Schon immer waren die Menschen von True-Crime-Storys fasziniert. Die wahren Geschichten klingen dabei oft so unglaublich, dass sie sich Vorwürfe wie «unglaubwürdig» und «an den Haaren herbeigezogen» gefallen lassen müssten, wenn man sie sich ausdenken würde. Besonders auf dem kleinen Bildschirm feierten Serien wie American Crime Story: The People v. O.J. Simpson und natürlich auch Netflix' Tiger King grosse Erfolge. Mit House of Gucci erobert nun mal wieder eine solche Geschichte, wie sie nur das Leben schreiben kann, die grosse Leinwand. In den Händen von Regiemeister Ridley Scott wird das zu einem unterhaltsamen Epos über Familie, Macht, Gier und Mord.

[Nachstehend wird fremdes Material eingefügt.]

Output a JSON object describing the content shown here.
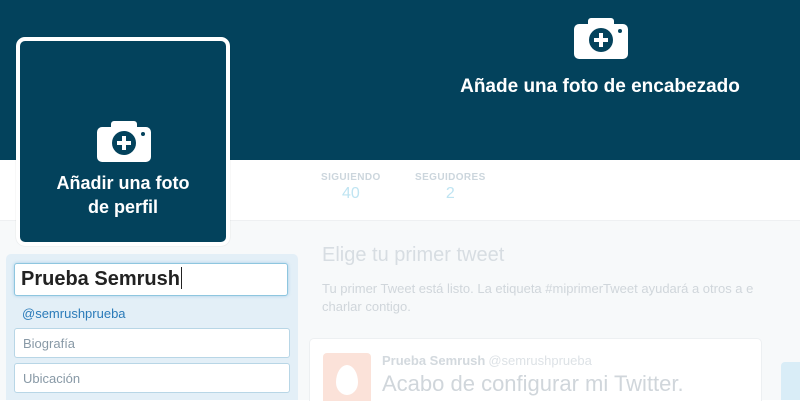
{
  "header": {
    "add_header_photo_label": "Añade una foto de encabezado"
  },
  "profile": {
    "add_profile_photo_line1": "Añadir una foto",
    "add_profile_photo_line2": "de perfil"
  },
  "stats": {
    "following_label": "SIGUIENDO",
    "following_value": "40",
    "followers_label": "SEGUIDORES",
    "followers_value": "2"
  },
  "edit_profile": {
    "name_value": "Prueba Semrush",
    "handle": "@semrushprueba",
    "bio_placeholder": "Biografía",
    "location_placeholder": "Ubicación"
  },
  "first_tweet": {
    "title": "Elige tu primer tweet",
    "description_line1": "Tu primer Tweet está listo. La etiqueta #miprimerTweet ayudará a otros a e",
    "description_line2": "charlar contigo.",
    "card": {
      "author_name": "Prueba Semrush",
      "author_handle": "@semrushprueba",
      "text": "Acabo de configurar mi Twitter."
    }
  },
  "colors": {
    "header_bg": "#03425c",
    "accent_link": "#2b7bb9",
    "edit_panel_bg": "#e3eff7"
  },
  "icons": {
    "header_photo": "camera-plus-icon",
    "profile_photo": "camera-plus-icon",
    "default_avatar": "egg-avatar-icon"
  }
}
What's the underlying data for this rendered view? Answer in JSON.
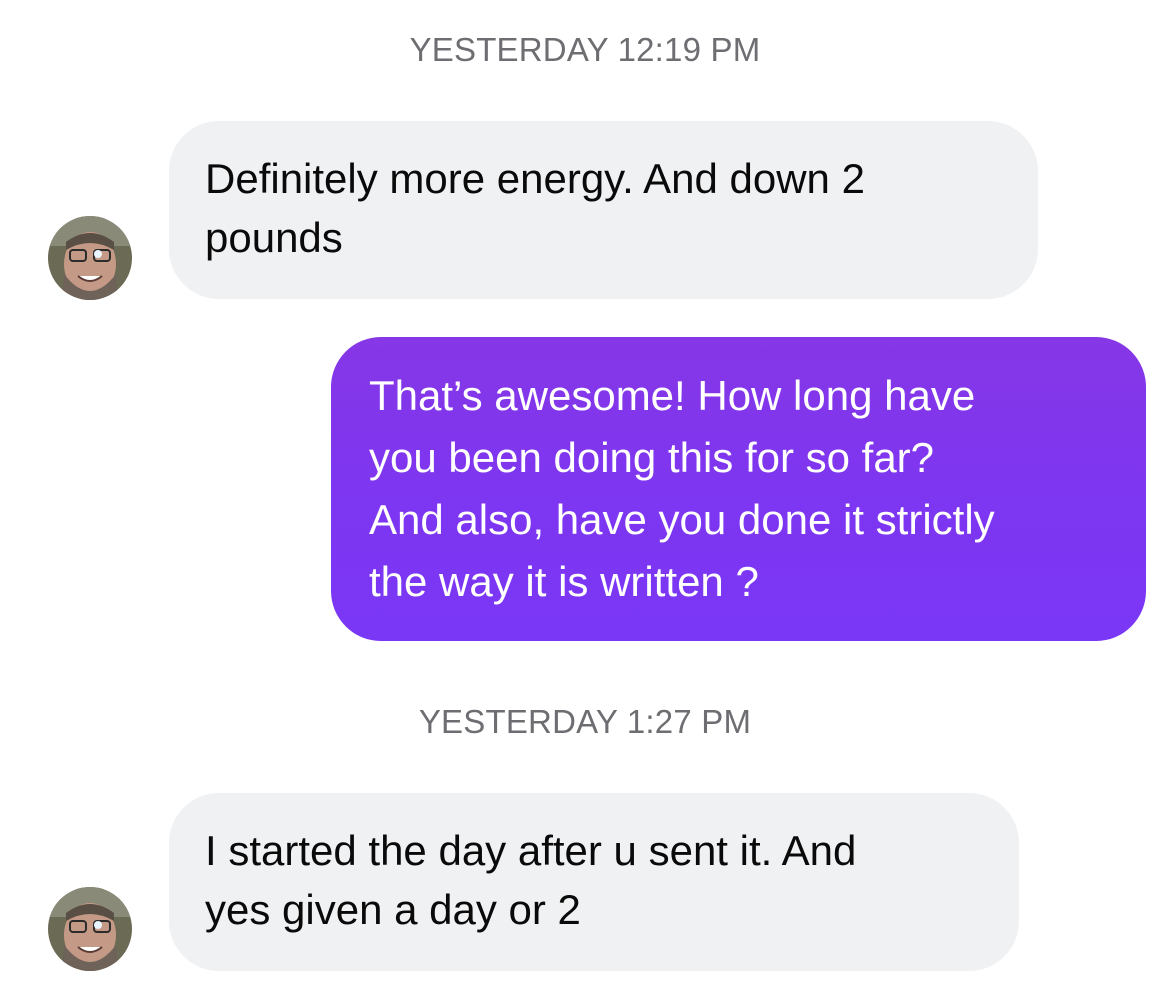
{
  "conversation": {
    "timestamps": [
      "YESTERDAY 12:19 PM",
      "YESTERDAY 1:27 PM"
    ],
    "messages": [
      {
        "direction": "incoming",
        "text": "Definitely more energy.  And down 2\npounds"
      },
      {
        "direction": "outgoing",
        "text": "That’s awesome! How long have\nyou been doing this for so far?\nAnd also, have you done it strictly\nthe way it is written ?"
      },
      {
        "direction": "incoming",
        "text": "I started the day after u sent it. And\nyes given a day or 2"
      }
    ],
    "avatar_icon": "contact-photo",
    "colors": {
      "incoming_bubble": "#f0f1f3",
      "outgoing_bubble": "#7d36f1",
      "timestamp_text": "#6d6d72"
    }
  }
}
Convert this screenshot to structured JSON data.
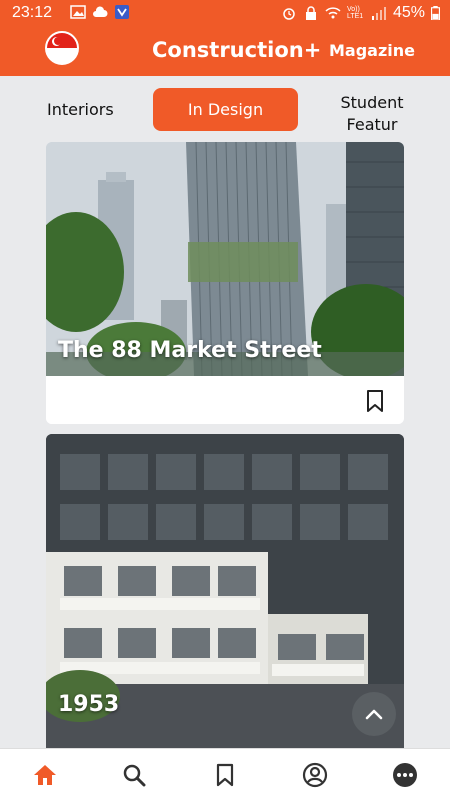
{
  "status_bar": {
    "time": "23:12",
    "network_label": "Vo)) LTE1",
    "battery_percent": "45%"
  },
  "app_bar": {
    "title": "Construction+",
    "magazine_label": "Magazine",
    "flag_icon": "singapore-flag-icon"
  },
  "tabs": [
    {
      "label": "Interiors",
      "selected": false
    },
    {
      "label": "In Design",
      "selected": true
    },
    {
      "label": "Student Featur",
      "selected": false
    }
  ],
  "articles": [
    {
      "title": "The 88 Market Street"
    },
    {
      "title": "1953"
    }
  ],
  "bottom_nav": [
    {
      "name": "home",
      "icon": "home-icon",
      "active": true
    },
    {
      "name": "search",
      "icon": "search-icon",
      "active": false
    },
    {
      "name": "bookmarks",
      "icon": "bookmark-icon",
      "active": false
    },
    {
      "name": "profile",
      "icon": "profile-icon",
      "active": false
    },
    {
      "name": "more",
      "icon": "more-icon",
      "active": false
    }
  ],
  "colors": {
    "brand": "#f05a28",
    "background": "#e9eaec",
    "nav_icon": "#333333"
  }
}
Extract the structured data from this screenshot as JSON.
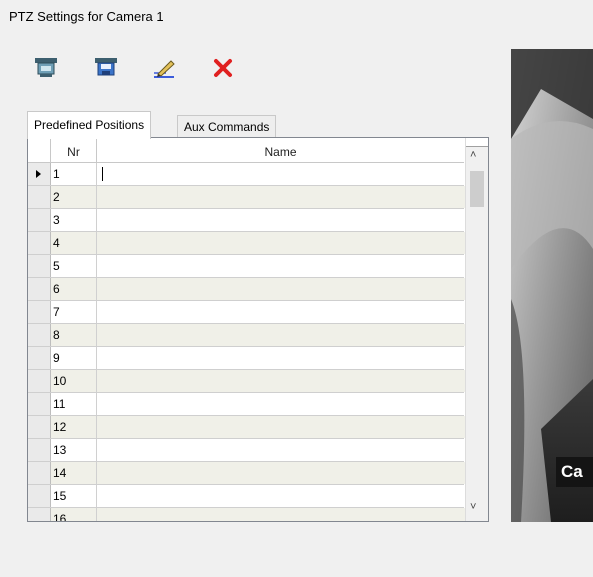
{
  "window": {
    "title": "PTZ Settings for Camera 1"
  },
  "toolbar": {
    "buttons": [
      {
        "icon": "camera-preset-icon"
      },
      {
        "icon": "save-preset-icon"
      },
      {
        "icon": "edit-icon"
      },
      {
        "icon": "delete-icon",
        "color": "#e02020"
      }
    ]
  },
  "tabs": [
    {
      "label": "Predefined Positions",
      "active": true
    },
    {
      "label": "Aux Commands",
      "active": false
    }
  ],
  "table": {
    "columns": [
      "Nr",
      "Name"
    ],
    "rows": [
      {
        "nr": "1",
        "name": ""
      },
      {
        "nr": "2",
        "name": ""
      },
      {
        "nr": "3",
        "name": ""
      },
      {
        "nr": "4",
        "name": ""
      },
      {
        "nr": "5",
        "name": ""
      },
      {
        "nr": "6",
        "name": ""
      },
      {
        "nr": "7",
        "name": ""
      },
      {
        "nr": "8",
        "name": ""
      },
      {
        "nr": "9",
        "name": ""
      },
      {
        "nr": "10",
        "name": ""
      },
      {
        "nr": "11",
        "name": ""
      },
      {
        "nr": "12",
        "name": ""
      },
      {
        "nr": "13",
        "name": ""
      },
      {
        "nr": "14",
        "name": ""
      },
      {
        "nr": "15",
        "name": ""
      },
      {
        "nr": "16",
        "name": ""
      }
    ],
    "selected_row": "1"
  },
  "video": {
    "label": "Ca"
  }
}
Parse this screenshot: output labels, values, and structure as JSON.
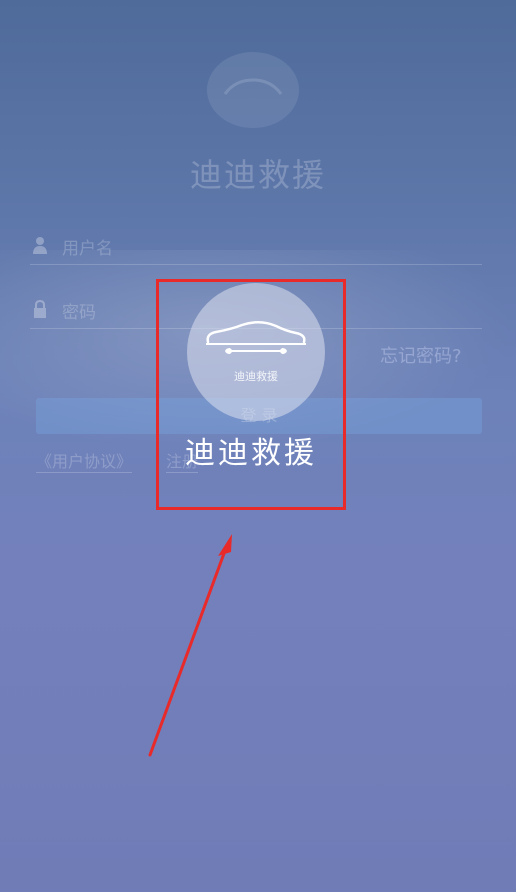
{
  "background_screen": {
    "title": "迪迪救援",
    "username_placeholder": "用户名",
    "password_placeholder": "密码",
    "forgot_password": "忘记密码?",
    "login_button": "登 录",
    "user_agreement": "《用户协议》",
    "register": "注册"
  },
  "splash": {
    "logo_caption": "迪迪救援",
    "title": "迪迪救援"
  },
  "icons": {
    "logo": "car-wrench-icon",
    "user": "user-icon",
    "lock": "lock-icon"
  },
  "colors": {
    "highlight": "#e82a2a",
    "arrow": "#e82a2a"
  }
}
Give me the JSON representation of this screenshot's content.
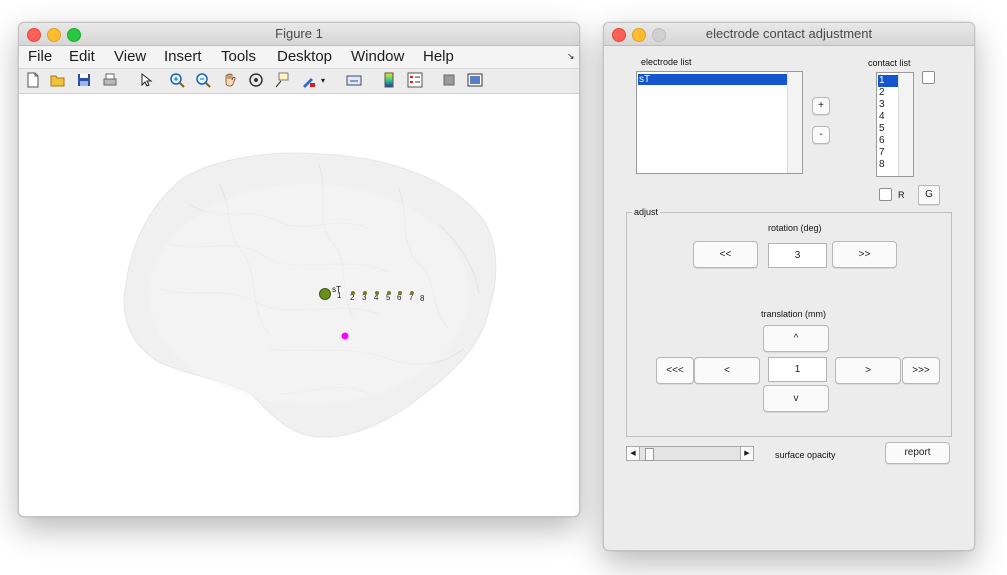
{
  "figure": {
    "title": "Figure 1",
    "menu": [
      "File",
      "Edit",
      "View",
      "Insert",
      "Tools",
      "Desktop",
      "Window",
      "Help"
    ],
    "contact_labels": [
      "1",
      "2",
      "3",
      "4",
      "5",
      "6",
      "7",
      "8"
    ],
    "electrode_marker_text": "sT",
    "colors": {
      "contact_marker": "#6a8f1c",
      "target_marker": "#ff00ff",
      "brain": "#f0f0f0"
    }
  },
  "adjust_window": {
    "title": "electrode contact adjustment",
    "electrode_list": {
      "label": "electrode list",
      "items": [
        "sT"
      ],
      "selected": "sT"
    },
    "add_label": "+",
    "remove_label": "-",
    "contact_list": {
      "label": "contact list",
      "items": [
        "1",
        "2",
        "3",
        "4",
        "5",
        "6",
        "7",
        "8"
      ],
      "selected": "1"
    },
    "r_label": "R",
    "g_label": "G",
    "adjust_panel_label": "adjust",
    "rotation": {
      "label": "rotation (deg)",
      "value": "3",
      "left_label": "<<",
      "right_label": ">>"
    },
    "translation": {
      "label": "translation (mm)",
      "value": "1",
      "up_label": "^",
      "down_label": "v",
      "left_label": "<",
      "right_label": ">",
      "far_left_label": "<<<",
      "far_right_label": ">>>"
    },
    "opacity": {
      "label": "surface opacity",
      "value_fraction": 0.05
    },
    "report_label": "report"
  }
}
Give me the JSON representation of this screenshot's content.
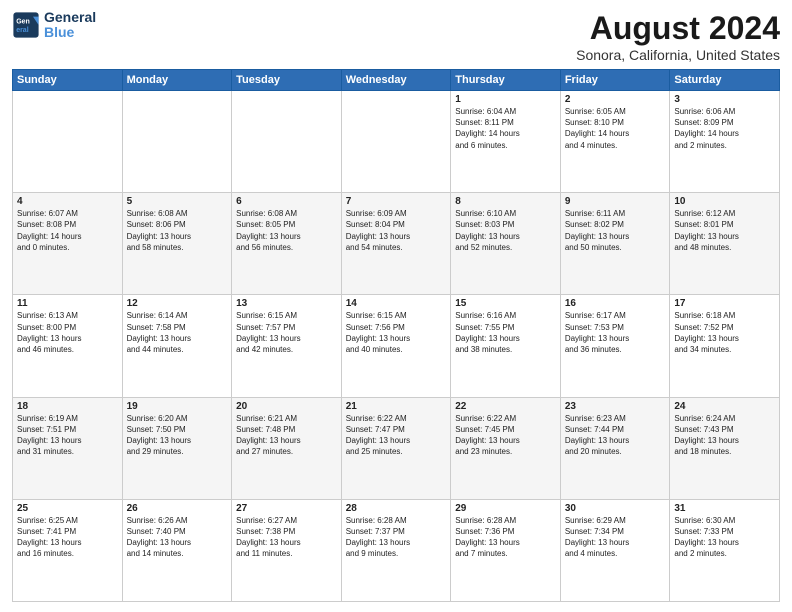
{
  "header": {
    "logo": {
      "line1": "General",
      "line2": "Blue"
    },
    "title": "August 2024",
    "subtitle": "Sonora, California, United States"
  },
  "days_of_week": [
    "Sunday",
    "Monday",
    "Tuesday",
    "Wednesday",
    "Thursday",
    "Friday",
    "Saturday"
  ],
  "weeks": [
    [
      {
        "day": "",
        "info": ""
      },
      {
        "day": "",
        "info": ""
      },
      {
        "day": "",
        "info": ""
      },
      {
        "day": "",
        "info": ""
      },
      {
        "day": "1",
        "info": "Sunrise: 6:04 AM\nSunset: 8:11 PM\nDaylight: 14 hours\nand 6 minutes."
      },
      {
        "day": "2",
        "info": "Sunrise: 6:05 AM\nSunset: 8:10 PM\nDaylight: 14 hours\nand 4 minutes."
      },
      {
        "day": "3",
        "info": "Sunrise: 6:06 AM\nSunset: 8:09 PM\nDaylight: 14 hours\nand 2 minutes."
      }
    ],
    [
      {
        "day": "4",
        "info": "Sunrise: 6:07 AM\nSunset: 8:08 PM\nDaylight: 14 hours\nand 0 minutes."
      },
      {
        "day": "5",
        "info": "Sunrise: 6:08 AM\nSunset: 8:06 PM\nDaylight: 13 hours\nand 58 minutes."
      },
      {
        "day": "6",
        "info": "Sunrise: 6:08 AM\nSunset: 8:05 PM\nDaylight: 13 hours\nand 56 minutes."
      },
      {
        "day": "7",
        "info": "Sunrise: 6:09 AM\nSunset: 8:04 PM\nDaylight: 13 hours\nand 54 minutes."
      },
      {
        "day": "8",
        "info": "Sunrise: 6:10 AM\nSunset: 8:03 PM\nDaylight: 13 hours\nand 52 minutes."
      },
      {
        "day": "9",
        "info": "Sunrise: 6:11 AM\nSunset: 8:02 PM\nDaylight: 13 hours\nand 50 minutes."
      },
      {
        "day": "10",
        "info": "Sunrise: 6:12 AM\nSunset: 8:01 PM\nDaylight: 13 hours\nand 48 minutes."
      }
    ],
    [
      {
        "day": "11",
        "info": "Sunrise: 6:13 AM\nSunset: 8:00 PM\nDaylight: 13 hours\nand 46 minutes."
      },
      {
        "day": "12",
        "info": "Sunrise: 6:14 AM\nSunset: 7:58 PM\nDaylight: 13 hours\nand 44 minutes."
      },
      {
        "day": "13",
        "info": "Sunrise: 6:15 AM\nSunset: 7:57 PM\nDaylight: 13 hours\nand 42 minutes."
      },
      {
        "day": "14",
        "info": "Sunrise: 6:15 AM\nSunset: 7:56 PM\nDaylight: 13 hours\nand 40 minutes."
      },
      {
        "day": "15",
        "info": "Sunrise: 6:16 AM\nSunset: 7:55 PM\nDaylight: 13 hours\nand 38 minutes."
      },
      {
        "day": "16",
        "info": "Sunrise: 6:17 AM\nSunset: 7:53 PM\nDaylight: 13 hours\nand 36 minutes."
      },
      {
        "day": "17",
        "info": "Sunrise: 6:18 AM\nSunset: 7:52 PM\nDaylight: 13 hours\nand 34 minutes."
      }
    ],
    [
      {
        "day": "18",
        "info": "Sunrise: 6:19 AM\nSunset: 7:51 PM\nDaylight: 13 hours\nand 31 minutes."
      },
      {
        "day": "19",
        "info": "Sunrise: 6:20 AM\nSunset: 7:50 PM\nDaylight: 13 hours\nand 29 minutes."
      },
      {
        "day": "20",
        "info": "Sunrise: 6:21 AM\nSunset: 7:48 PM\nDaylight: 13 hours\nand 27 minutes."
      },
      {
        "day": "21",
        "info": "Sunrise: 6:22 AM\nSunset: 7:47 PM\nDaylight: 13 hours\nand 25 minutes."
      },
      {
        "day": "22",
        "info": "Sunrise: 6:22 AM\nSunset: 7:45 PM\nDaylight: 13 hours\nand 23 minutes."
      },
      {
        "day": "23",
        "info": "Sunrise: 6:23 AM\nSunset: 7:44 PM\nDaylight: 13 hours\nand 20 minutes."
      },
      {
        "day": "24",
        "info": "Sunrise: 6:24 AM\nSunset: 7:43 PM\nDaylight: 13 hours\nand 18 minutes."
      }
    ],
    [
      {
        "day": "25",
        "info": "Sunrise: 6:25 AM\nSunset: 7:41 PM\nDaylight: 13 hours\nand 16 minutes."
      },
      {
        "day": "26",
        "info": "Sunrise: 6:26 AM\nSunset: 7:40 PM\nDaylight: 13 hours\nand 14 minutes."
      },
      {
        "day": "27",
        "info": "Sunrise: 6:27 AM\nSunset: 7:38 PM\nDaylight: 13 hours\nand 11 minutes."
      },
      {
        "day": "28",
        "info": "Sunrise: 6:28 AM\nSunset: 7:37 PM\nDaylight: 13 hours\nand 9 minutes."
      },
      {
        "day": "29",
        "info": "Sunrise: 6:28 AM\nSunset: 7:36 PM\nDaylight: 13 hours\nand 7 minutes."
      },
      {
        "day": "30",
        "info": "Sunrise: 6:29 AM\nSunset: 7:34 PM\nDaylight: 13 hours\nand 4 minutes."
      },
      {
        "day": "31",
        "info": "Sunrise: 6:30 AM\nSunset: 7:33 PM\nDaylight: 13 hours\nand 2 minutes."
      }
    ]
  ]
}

Scott arbeitet dabei fast 20 Jahre an Ereignissen in stolzen, aber nicht wirklich zu langen 157 Minuten ab. Zwar wäre eine TV-Serie über das Thema sicher auch nicht verkehrt gewesen. Doch eine solche wäre wohl kaum mit einem solchen Aufwand, Liebe zum Detail (OMG, diese Anzüge und Kleider!) und einem dermassen exquisiten Star-Cast (Lady Gaga, Adam Driver, Al Pacino, Jared Leto und Jeremy Irons) umgesetzt worden. Da die Genannten alle in Italien geborene Personen spielen, sprechen sie durchs Band mit einem aufgesetzten Akzent. Dabei sticht besonders Jared Leto heraus. Nicht nur wurde der exzentrische Oscarpreisträger (Dallas Buyers Club) am meisten mit Make-up verunstaltet - und sieht damit sogar fast älter aus als sein von Al Pacino gespielter Filmpapa -, sondern er trägt mit dem Akzent dermassen dick auf, dass es einen jeweils fast aus der Handlung wirft.
Doch das eben nur fast, denn wirkt hier eben alles eine Spur übertrieben - manchmal sogar gleich mehrere Spuren. House of Gucci fühlt sich zwar von der Familiengeschichte her zwischendurch wie ein Neffe von The Godfather an; allerdings wie ein Nachfahre, der dem weissen Pulver etwas zu sehr gefrönt hat. Alles ist over-the-top, was aber auch über die Marke Gucci gesagt werden kann, wo es Handtaschen im vierstelligen Betrag zu kaufen gibt. So ist diese übertriebene Herangehensweise durchaus berechtigt.
Scotts Film ist eine mit Musik vollgestopfte, epische Seifenoper, die nicht davor zurückschreckt, etwas peinlich und in der nächsten Szene todernst zu sein. Konsequent ist der Erzählton nicht. Doch dieses Auf und Ab ist höchst amüsant anzusehen. Da die meisten eh wissen werden, wie die Geschichte ausgegangen ist, wird der Weg dorthin so vergnüglich wie möglich gestaltet. Es ist ein Drahtseitakt, den Cast und Crew hier aufführen. Für einige wird das nicht funktionieren - sie werden wohl genervt sein ab dem Treiben. Andere hingegen werden fasziniert sein von diesen sauber aufgezeigten Machtspielchen. Über allem thront dabei eine starke Lady Gaga, die sich als pläneschmiedende Patrizia in einer Welt durchzusetzen versucht, die mehrheitlich von Männern dominiert wird. Ihr dabei zuzusehen, wirkt fast hynotisierend.